Отец умолк. Они переглянулись с матерью.
– Жека?… Нет, а он-то как посмел? – изумленно спросил отец. – Он же тебя с таких лет… В сад за руку водил! Вчера ведь здесь был и в глаза смотрел!.. Тихоня! Сукин сын!
– Он ведь с ней занимался весной, – вспомнила мать. – А мы спокойно уходили…
– Вот и дозанимались. Так! – отец снова обернулся к Але. – Давай его сюда. Немедленно! Я хочу знать, что он теперь собирается делать!
– Пап, не надо…
– А лучше я сам, – отец схватил телефон.
– Пап, я тебя прошу!.. Ну дай, я сама поговорю!
– Ты уже наговорилась! – отец набрал номер. – Евгений? Да, добрый день. Хотя не для всех…

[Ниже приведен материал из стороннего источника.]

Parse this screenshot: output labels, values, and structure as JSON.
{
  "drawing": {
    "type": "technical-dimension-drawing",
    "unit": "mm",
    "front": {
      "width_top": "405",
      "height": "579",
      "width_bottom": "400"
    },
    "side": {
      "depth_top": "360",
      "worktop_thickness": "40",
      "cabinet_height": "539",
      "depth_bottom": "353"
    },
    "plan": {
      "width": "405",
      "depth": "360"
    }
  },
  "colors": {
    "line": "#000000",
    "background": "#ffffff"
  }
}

Аля в ужасе склонилась над столом, зажав голову руками.
– Женя, зайди, пожалуйста, к нам… Нет, именно сейчас!.. А ты не догадываешься?… Сделай одолжение!

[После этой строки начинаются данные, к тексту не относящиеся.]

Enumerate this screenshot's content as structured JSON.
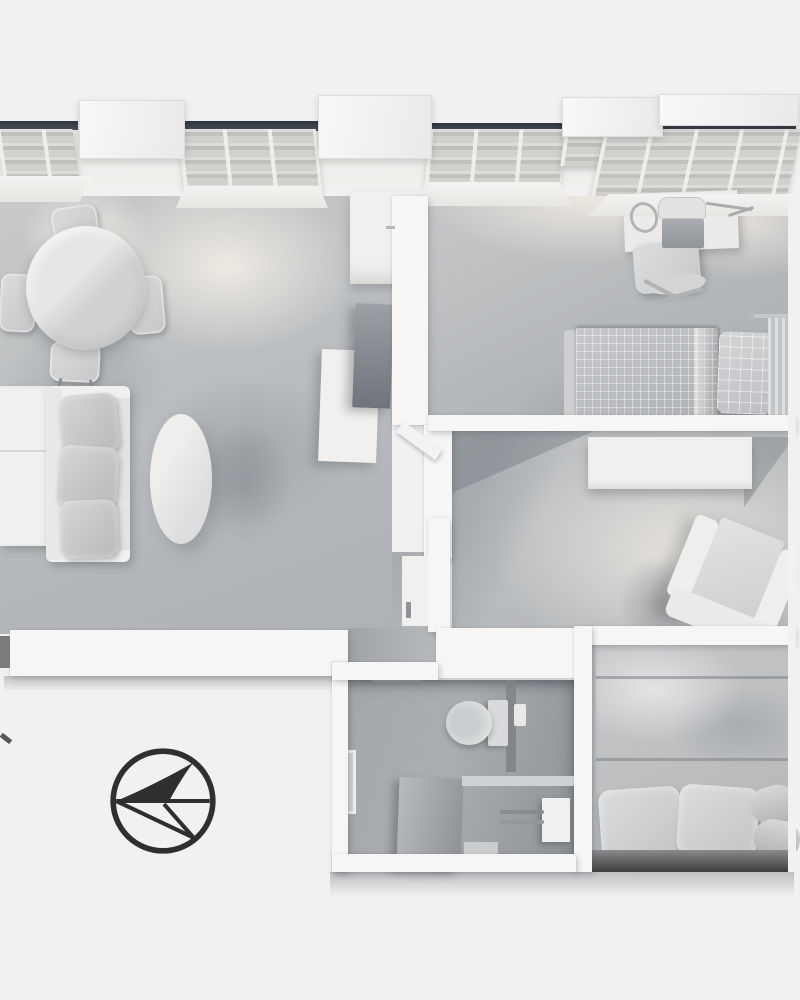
{
  "scene": {
    "title": "Apartment 3D floor plan - top-down monochrome clay render",
    "type": "architectural-visualization",
    "view": "top-down perspective",
    "palette": {
      "background": "#F1F1F2",
      "wall_white": "#F7F6F4",
      "floor_light": "#D8D5D1",
      "floor_mid": "#BFC2C5",
      "floor_dark": "#A9ADB1",
      "furniture_white": "#F1F0EE",
      "furniture_gray": "#C4C6C8",
      "bathroom_shadow": "#9A9EA2",
      "glazing_dark": "#3C434D",
      "compass_dark": "#2D2F30"
    }
  },
  "rooms": [
    {
      "id": "living-room",
      "name": "Living / dining room",
      "furniture": [
        "Round dining table",
        "Dining chair",
        "Sideboard",
        "Sofa with cushions",
        "Oval coffee table",
        "TV panel",
        "TV console",
        "Wall cabinet",
        "Open door"
      ]
    },
    {
      "id": "bedroom-1",
      "name": "Bedroom 1 (top right)",
      "furniture": [
        "Desk",
        "Laptop",
        "Desk chair",
        "Headphones",
        "Desk lamp",
        "Bed with checkered duvet",
        "Checkered pillow",
        "Curtain"
      ]
    },
    {
      "id": "bedroom-2",
      "name": "Bedroom 2 (middle right)",
      "furniture": [
        "Wardrobe",
        "Armchair"
      ]
    },
    {
      "id": "bedroom-3",
      "name": "Bedroom 3 (bottom right)",
      "furniture": [
        "Double bed with duvet",
        "Pillow left",
        "Pillow right",
        "Bolster roll"
      ]
    },
    {
      "id": "bathroom",
      "name": "Bathroom",
      "furniture": [
        "Toilet",
        "Mirror panel",
        "Partition wall",
        "Towel rail",
        "Bath mat",
        "Door plate"
      ]
    },
    {
      "id": "hallway",
      "name": "Hallway",
      "furniture": []
    }
  ],
  "windows": {
    "count": 4,
    "position": "top exterior wall",
    "features": [
      "bay blocks above wall line",
      "radiator grilles in perspective",
      "dark glazing slits"
    ]
  },
  "compass": {
    "label": "North arrow",
    "points": "left",
    "ring_color": "#2D2F30"
  }
}
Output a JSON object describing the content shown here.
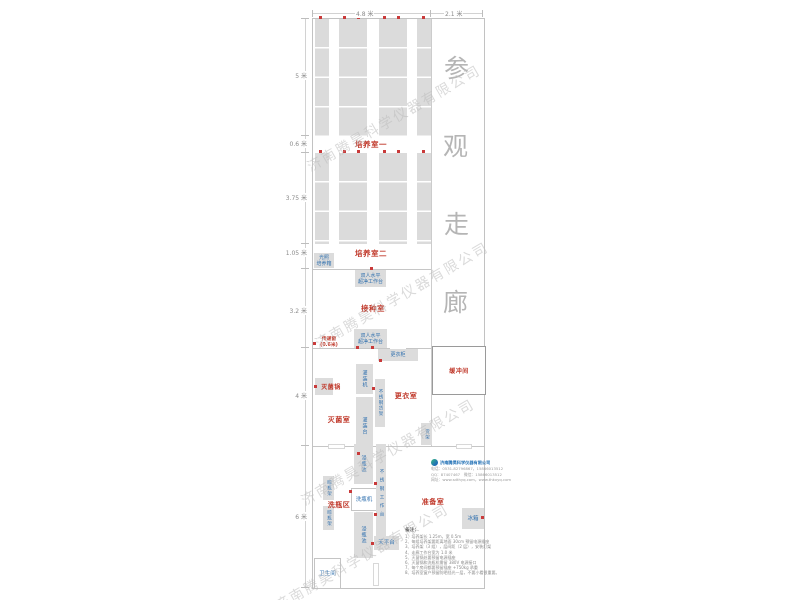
{
  "dimensions": {
    "top": [
      "4.8 米",
      "2.1 米"
    ],
    "left": [
      "5 米",
      "0.6 米",
      "3.75 米",
      "1.05 米",
      "3.2 米",
      "4 米",
      "6 米"
    ]
  },
  "corridor": {
    "chars": [
      "参",
      "观",
      "走",
      "廊"
    ]
  },
  "rooms": {
    "culture_room_1": "培养室一",
    "culture_room_2": "培养室二",
    "inoculation_room": "接种室",
    "sterilization_room": "灭菌室",
    "changing_room": "更衣室",
    "bottle_washing_area": "洗瓶区",
    "preparation_room": "准备室",
    "buffer_room": "缓冲间",
    "toilet": "卫生间"
  },
  "equipment": {
    "light_incubator": [
      "光照",
      "培养箱"
    ],
    "clean_bench": [
      "双人水平",
      "超净工作台"
    ],
    "transfer_window": [
      "传递窗",
      "(0.6米)"
    ],
    "changing_cabinet": "更衣柜",
    "sterilizer": "灭菌锅",
    "filling_machine": "灌装机",
    "stainless_rack": "不锈钢货架",
    "filling_table": "灌装台",
    "soaking_pool": "浸瓶池",
    "stainless_worktable": "不锈钢工作台",
    "bottle_washer": "洗瓶机",
    "drying_rack": "晾瓶架",
    "balance_table": "天平台",
    "shelf": "货架",
    "fridge": "冰箱"
  },
  "watermark": "济南腾昊科学仪器有限公司",
  "company": {
    "name": "济南腾昊科学仪器有限公司",
    "contact_lines": [
      "电话：0531-82796867，15866013512",
      "QQ：87407467　微信：15866013512",
      "网址：www.sdthyq.com，www.thkxyq.com"
    ]
  },
  "notes": {
    "title": "备注：",
    "items": [
      "1、培养架长 1.25m，宽 0.5m",
      "2、每组培养架要距离地面 30cm 预留电源插座",
      "3、培养架（3 组），层间距（2 层），安装灯架",
      "4、走廊工作台宽为 1.0 米",
      "5、灭菌锅处要预留电源插座",
      "6、灭菌锅和洗瓶机需留 380V 电源接口",
      "7、每个房间都要预留插座 +750kg 承重",
      "8、培养室窗户预留防晒挡光一层，不要小看很重要。"
    ]
  }
}
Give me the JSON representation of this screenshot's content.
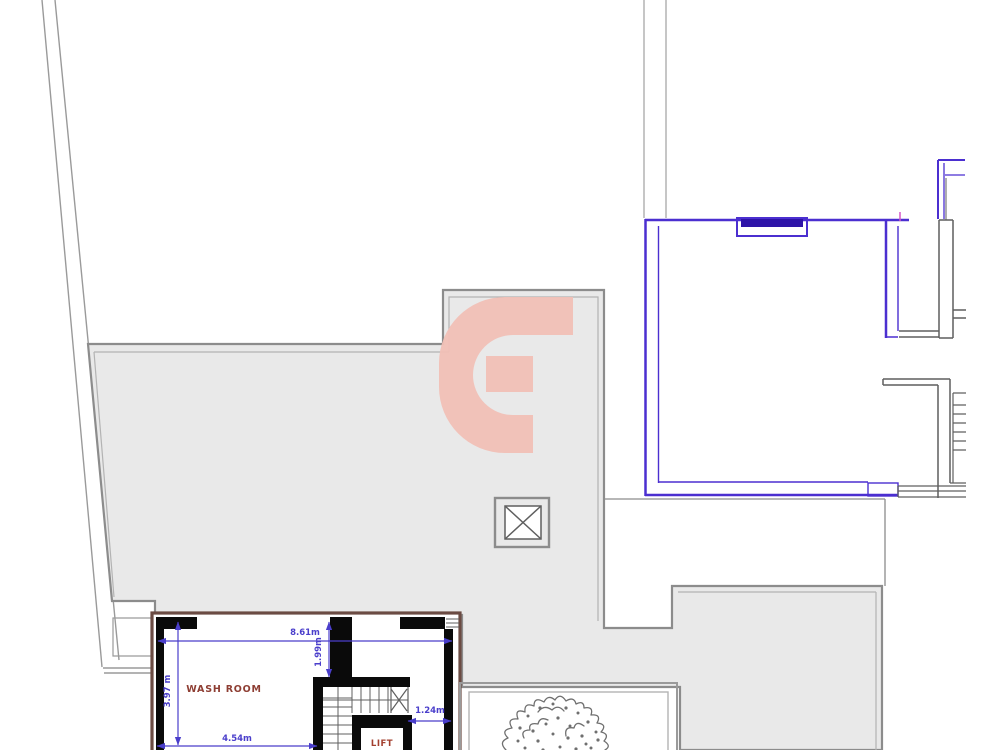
{
  "labels": {
    "wash_room": "WASH ROOM",
    "lift": "LIFT"
  },
  "dimensions": {
    "wash_room_top_width": "8.61m",
    "top_opening_height": "1.99m",
    "wash_room_left_height": "3.97 m",
    "wash_room_bottom_width": "4.54m",
    "lift_side_gap": "1.24m"
  },
  "symbols": {
    "watermark": "letter-G-watermark",
    "column_marker": "crossed-square-column",
    "tree": "tree-canopy-plan-symbol",
    "stairs": "stair-flight-with-break-line",
    "window": "window-in-wall"
  },
  "colors": {
    "fill_gray": "#e9e9e9",
    "line_gray": "#8c8c8c",
    "line_light": "#b3b3b3",
    "line_dark": "#5f5f5f",
    "wall_blue": "#4b2fd0",
    "window_blue": "#2e14a8",
    "dim_blue": "#4a3ecb",
    "label_red": "#8e3e33",
    "lift_red": "#a3402f",
    "wall_black": "#0a0a0a",
    "wall_brown": "#6b4b43",
    "watermark_pink": "#f1c0b6",
    "tree_gray": "#6f6f6f",
    "boundary_gray": "#9a9a9a"
  }
}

Когда вошел долговязый, нескладный Жека, вся семья молча ожидала его в гостиной. Аля напряженно сжалась у стола, мать с вымученной, болезненной улыбкой сидела в кресле. Отец ходил вперед и назад.
– Здравствуйте… – Жека огляделся и перестал улыбаться, почувствовав грозовую обстановку.
– Ну? – остановился перед ним отец. Достал было сигареты, но, спохватившись, спрятал обратно в карман. – Поделись, расскажи нам, что ты теперь намерен делать?